Would Sandler's camp take the deal seriously? Without box office receipts to publicly tally it would be easy to fall into the trap of offering up half-hearted or oft-rejected projects Netflix's way. The deal with Netflix will find the four flicks premiering exclusively on the premium video streaming platform worldwide, but it's still hard to track the popularity of content that's accumulating in Netflix's growing digital vault.
Thankfully it doesn't seem as if it will come to that. There's a pretty impressive cast reportedly lining up for the first movie of Sandler's deal, according to Hollywood tracker The Wrap. Ridiculous 6 -- a play on Western ensemble movies -- will find Sandler starring alongside Nick Nolte, Steve Buscemi, Luke Wilson, Dan Aykroyd, and many of the regulars that appear in Sandler films. There are also a few up and comers including Whitney Cummings, Taylor Lautner, and Blake Shelton in the mix.
Sure, a comedy set in the Wild West may seem like a dicey proposition. A Million Ways to Die in the West rang up a disappointing $43.1 million in domestic ticket sales last year. Even Liam Neeson and Charlize Theron starring alongside Seth MacFarlane wasn't enough to save the critically panned turkey.
Then again, that may also be why this Sandler-penned script was available for Netflix. The Wrap reports that Ridiculous 6 was previously set up at two different studios before making its way to Netflix. If Paramount and Sony would've believed in the project it probably would have been out by now.
Ridiculous 6 begins production in February. There isn't a firm release date.
The multiplex is in the palm of your hand
Amazon.com (NASDAQ:AMZN) and Netflix may have started out as Hollywood outlets for serial dramas and other TV shows, but both dot-com darlings are now throwing their weight behind movies. It remains to be seen what Amazon will be able to drum up with its goal of bankrolling a dozen low-budget indie projects a year. It may hit pay dirt from time to time, but Netflix is aiming higher. Between this summer's highly anticipated sequel to Crouching Tiger, Hidden Dragon and a star-studded Ridiculous 6 you can be sure that prolific Hollywood celebrities that had pet projects squashed by major studios will be lining up to meet with Netflix content chief Ted Sarandos.

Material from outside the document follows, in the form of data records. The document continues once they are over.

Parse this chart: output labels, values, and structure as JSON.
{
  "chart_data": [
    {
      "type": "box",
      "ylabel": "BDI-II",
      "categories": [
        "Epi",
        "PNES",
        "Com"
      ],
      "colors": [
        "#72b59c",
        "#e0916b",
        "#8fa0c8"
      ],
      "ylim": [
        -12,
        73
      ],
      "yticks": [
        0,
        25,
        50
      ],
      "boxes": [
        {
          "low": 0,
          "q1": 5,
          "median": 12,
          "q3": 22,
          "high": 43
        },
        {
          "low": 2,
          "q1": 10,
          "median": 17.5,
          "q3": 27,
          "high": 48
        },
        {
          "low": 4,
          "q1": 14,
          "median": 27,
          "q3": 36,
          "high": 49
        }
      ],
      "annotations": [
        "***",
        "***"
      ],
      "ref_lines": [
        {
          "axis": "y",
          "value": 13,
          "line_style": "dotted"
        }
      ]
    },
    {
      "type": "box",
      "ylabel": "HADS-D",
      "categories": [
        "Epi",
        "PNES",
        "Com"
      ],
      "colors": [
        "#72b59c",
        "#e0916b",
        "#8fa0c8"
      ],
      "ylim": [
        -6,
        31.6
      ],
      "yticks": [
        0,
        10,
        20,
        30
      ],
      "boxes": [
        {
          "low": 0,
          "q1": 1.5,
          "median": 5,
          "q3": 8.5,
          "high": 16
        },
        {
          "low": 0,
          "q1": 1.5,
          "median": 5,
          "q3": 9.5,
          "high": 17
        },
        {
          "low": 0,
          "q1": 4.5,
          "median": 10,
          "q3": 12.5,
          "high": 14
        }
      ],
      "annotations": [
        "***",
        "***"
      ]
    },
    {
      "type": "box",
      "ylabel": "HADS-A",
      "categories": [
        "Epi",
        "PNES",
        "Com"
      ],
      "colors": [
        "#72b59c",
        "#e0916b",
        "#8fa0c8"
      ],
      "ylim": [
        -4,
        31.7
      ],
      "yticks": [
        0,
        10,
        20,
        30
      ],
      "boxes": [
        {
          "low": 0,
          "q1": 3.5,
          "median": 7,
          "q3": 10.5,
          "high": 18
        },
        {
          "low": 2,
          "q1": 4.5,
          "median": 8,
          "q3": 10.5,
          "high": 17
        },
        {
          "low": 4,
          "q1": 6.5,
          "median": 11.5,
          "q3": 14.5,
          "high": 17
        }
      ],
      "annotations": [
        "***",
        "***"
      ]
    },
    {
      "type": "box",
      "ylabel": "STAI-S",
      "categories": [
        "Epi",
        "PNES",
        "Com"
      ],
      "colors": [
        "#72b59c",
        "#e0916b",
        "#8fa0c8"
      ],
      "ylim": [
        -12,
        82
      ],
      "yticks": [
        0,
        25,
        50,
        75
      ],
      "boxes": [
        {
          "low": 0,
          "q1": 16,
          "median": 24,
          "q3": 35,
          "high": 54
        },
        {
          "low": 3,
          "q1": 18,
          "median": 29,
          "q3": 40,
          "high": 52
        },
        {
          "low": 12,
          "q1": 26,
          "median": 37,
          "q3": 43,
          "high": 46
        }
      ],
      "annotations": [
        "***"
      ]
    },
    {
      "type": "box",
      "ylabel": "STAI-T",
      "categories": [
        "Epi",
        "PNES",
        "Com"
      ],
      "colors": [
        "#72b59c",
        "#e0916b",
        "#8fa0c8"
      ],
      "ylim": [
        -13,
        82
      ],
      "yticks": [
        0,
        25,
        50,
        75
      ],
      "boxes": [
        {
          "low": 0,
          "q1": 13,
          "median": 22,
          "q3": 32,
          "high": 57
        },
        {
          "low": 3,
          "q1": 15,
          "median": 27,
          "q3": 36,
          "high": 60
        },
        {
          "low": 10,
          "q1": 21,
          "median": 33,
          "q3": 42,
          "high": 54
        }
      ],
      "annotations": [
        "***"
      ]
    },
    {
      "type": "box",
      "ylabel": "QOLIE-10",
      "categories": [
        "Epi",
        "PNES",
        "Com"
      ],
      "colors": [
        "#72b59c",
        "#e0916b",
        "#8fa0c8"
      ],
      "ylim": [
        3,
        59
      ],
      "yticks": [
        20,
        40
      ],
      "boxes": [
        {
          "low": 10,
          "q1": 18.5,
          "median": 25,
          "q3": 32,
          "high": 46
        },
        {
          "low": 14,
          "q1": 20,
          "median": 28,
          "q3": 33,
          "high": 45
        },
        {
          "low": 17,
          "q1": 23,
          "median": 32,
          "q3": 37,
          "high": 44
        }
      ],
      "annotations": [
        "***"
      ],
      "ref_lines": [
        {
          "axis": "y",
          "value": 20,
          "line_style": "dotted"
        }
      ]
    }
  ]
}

It's easy for Netflix to justify the push into movies. Last year's rate increase is an unspoken promise to subscribers to keep spending on magnetic content. There are 57.4 million streaming subscribers worldwide for Netflix to divvy up its content obligation costs, and that number should be even higher by the time Ridiculous 6 hits an Internet connection near you.
Hollywood and movie critics are watching Sandler for a change. Happy Madison knows that it better not blow this.